In 60 BC, Caesar, Crassus and Pompey formed the First Triumvirate, a political alliance that dominated Roman politics for several years. Their attempts to amass power as Populares were opposed by the Optimates within the Roman Senate, among them Cato the Younger with the frequent support of Cicero. Caesar rose to become one of the most powerful politicians in the Roman Republic through a number of his accomplishments, notably his victories in the Gallic Wars, completed by 51 BC. During this time, Caesar became the first Roman general to cross both the Channel and the Rhine, when he built a bridge across the Rhine and crossed the Channel to invade Britain. Caesar's wars extended Rome's territory to the English Channel and the Rhine. These achievements granted him unmatched military power and threatened to eclipse the standing of Pompey, who had realigned himself with the Senate after the death of Crassus in 53 BC. With the Gallic Wars concluded, the Senate ordered Caesar to step down from his military command and return to Rome. Leaving his command in Gaul meant losing his immunity from being charged as a criminal for waging unsanctioned wars. As a result, Caesar found himself with no other options but to cross the Rubicon with the 13th Legion, leaving his province and illegally entering Roman Italy under arms. Civil war resulted, and Caesar's victory in the war put him in an unrivalled position of power and influence.
After assuming control of government, Caesar began a programme of social and governmental reforms, including the creation of the Julian calendar. He gave citizenship to many residents of far regions of the Roman Empire. He initiated land reform and support for veterans. He centralised the bureaucracy of the Republic and was eventually proclaimed "dictator in perpetuity", giving him additional authority. His populist and authoritarian reforms angered the elites, who began to conspire against him. On the Ides of March (15 March) 44 BC Caesar was assassinated by a group of rebellious senators led by Gaius Cassius Longinus, Marcus Junius Brutus and Decimus Junius Brutus. A new series of civil wars broke out and the constitutional government of the Republic was never fully restored. Caesar's adopted heir Octavian, later known as Augustus, rose to sole power after defeating his opponents in the civil war. Octavian set about solidifying his power and the era of the Roman Empire began.

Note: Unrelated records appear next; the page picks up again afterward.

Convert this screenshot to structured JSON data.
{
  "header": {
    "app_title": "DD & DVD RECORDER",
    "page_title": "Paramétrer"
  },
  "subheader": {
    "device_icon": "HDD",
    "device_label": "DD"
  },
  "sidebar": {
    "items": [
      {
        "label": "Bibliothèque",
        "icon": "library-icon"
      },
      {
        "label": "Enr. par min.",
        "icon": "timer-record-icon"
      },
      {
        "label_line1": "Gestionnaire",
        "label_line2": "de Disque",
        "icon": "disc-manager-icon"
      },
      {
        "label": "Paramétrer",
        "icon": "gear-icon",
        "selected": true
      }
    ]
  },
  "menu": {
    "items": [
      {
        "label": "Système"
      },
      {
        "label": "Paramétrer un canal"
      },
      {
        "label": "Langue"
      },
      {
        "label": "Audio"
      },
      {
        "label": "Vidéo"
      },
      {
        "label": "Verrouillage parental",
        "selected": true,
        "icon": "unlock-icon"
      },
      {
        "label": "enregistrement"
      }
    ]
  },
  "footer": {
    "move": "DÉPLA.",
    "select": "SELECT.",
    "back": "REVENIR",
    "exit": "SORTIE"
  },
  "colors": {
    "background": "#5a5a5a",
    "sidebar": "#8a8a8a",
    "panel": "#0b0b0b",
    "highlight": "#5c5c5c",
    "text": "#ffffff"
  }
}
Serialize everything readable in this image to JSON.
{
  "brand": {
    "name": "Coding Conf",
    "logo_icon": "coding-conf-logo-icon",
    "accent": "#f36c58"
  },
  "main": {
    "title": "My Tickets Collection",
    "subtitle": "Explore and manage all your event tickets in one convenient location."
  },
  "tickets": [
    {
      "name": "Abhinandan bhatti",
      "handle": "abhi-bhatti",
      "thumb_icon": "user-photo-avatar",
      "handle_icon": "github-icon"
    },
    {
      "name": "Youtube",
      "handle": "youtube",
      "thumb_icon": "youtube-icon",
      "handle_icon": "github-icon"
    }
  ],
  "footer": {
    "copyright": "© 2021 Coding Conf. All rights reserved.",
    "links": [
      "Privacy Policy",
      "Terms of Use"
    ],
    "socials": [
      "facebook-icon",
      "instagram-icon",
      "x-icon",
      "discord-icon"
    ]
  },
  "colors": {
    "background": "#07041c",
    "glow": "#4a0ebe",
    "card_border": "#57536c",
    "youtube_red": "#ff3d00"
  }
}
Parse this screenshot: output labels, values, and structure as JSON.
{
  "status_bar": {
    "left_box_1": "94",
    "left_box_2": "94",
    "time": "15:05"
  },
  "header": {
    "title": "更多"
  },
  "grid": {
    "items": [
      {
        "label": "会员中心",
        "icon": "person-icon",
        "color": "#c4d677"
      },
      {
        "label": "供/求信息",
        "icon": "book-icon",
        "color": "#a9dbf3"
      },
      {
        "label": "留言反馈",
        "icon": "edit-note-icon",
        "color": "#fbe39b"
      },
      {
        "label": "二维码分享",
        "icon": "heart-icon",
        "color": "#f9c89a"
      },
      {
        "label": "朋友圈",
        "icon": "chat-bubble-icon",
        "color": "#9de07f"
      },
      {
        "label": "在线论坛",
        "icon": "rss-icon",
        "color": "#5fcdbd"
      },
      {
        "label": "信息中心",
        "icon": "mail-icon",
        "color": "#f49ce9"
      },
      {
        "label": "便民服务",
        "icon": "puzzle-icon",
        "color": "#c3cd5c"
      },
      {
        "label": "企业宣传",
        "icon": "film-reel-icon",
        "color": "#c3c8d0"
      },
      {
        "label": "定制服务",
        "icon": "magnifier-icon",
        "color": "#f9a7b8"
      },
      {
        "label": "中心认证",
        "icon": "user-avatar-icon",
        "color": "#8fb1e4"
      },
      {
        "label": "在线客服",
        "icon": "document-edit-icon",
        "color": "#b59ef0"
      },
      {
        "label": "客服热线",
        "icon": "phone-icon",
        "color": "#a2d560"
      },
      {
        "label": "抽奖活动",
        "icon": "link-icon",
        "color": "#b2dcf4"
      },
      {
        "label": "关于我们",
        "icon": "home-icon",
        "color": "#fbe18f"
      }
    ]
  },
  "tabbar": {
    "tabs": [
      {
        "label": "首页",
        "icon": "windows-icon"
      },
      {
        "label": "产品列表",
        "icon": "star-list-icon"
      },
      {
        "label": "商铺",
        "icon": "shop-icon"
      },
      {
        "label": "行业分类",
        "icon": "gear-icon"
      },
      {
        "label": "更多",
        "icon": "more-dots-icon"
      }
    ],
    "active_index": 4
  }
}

Much of Caesar's life is known from his own accounts of his military campaigns and from other contemporary sources, mainly the letters and speeches of Cicero and the historical writings of Sallust. The later biographies of Caesar by Suetonius and Plutarch are also major sources. Caesar is considered by many historians to be one of the greatest military commanders in history. His cognomen was subsequently adopted as a synonym for "Emperor"; the title "Caesar" was used throughout the Roman Empire, giving rise to modern cognates such as Kaiser or Tsar. He has frequently appeared in literary and artistic works, and his political philosophy, known as Caesarism inspired politicians into the modern era.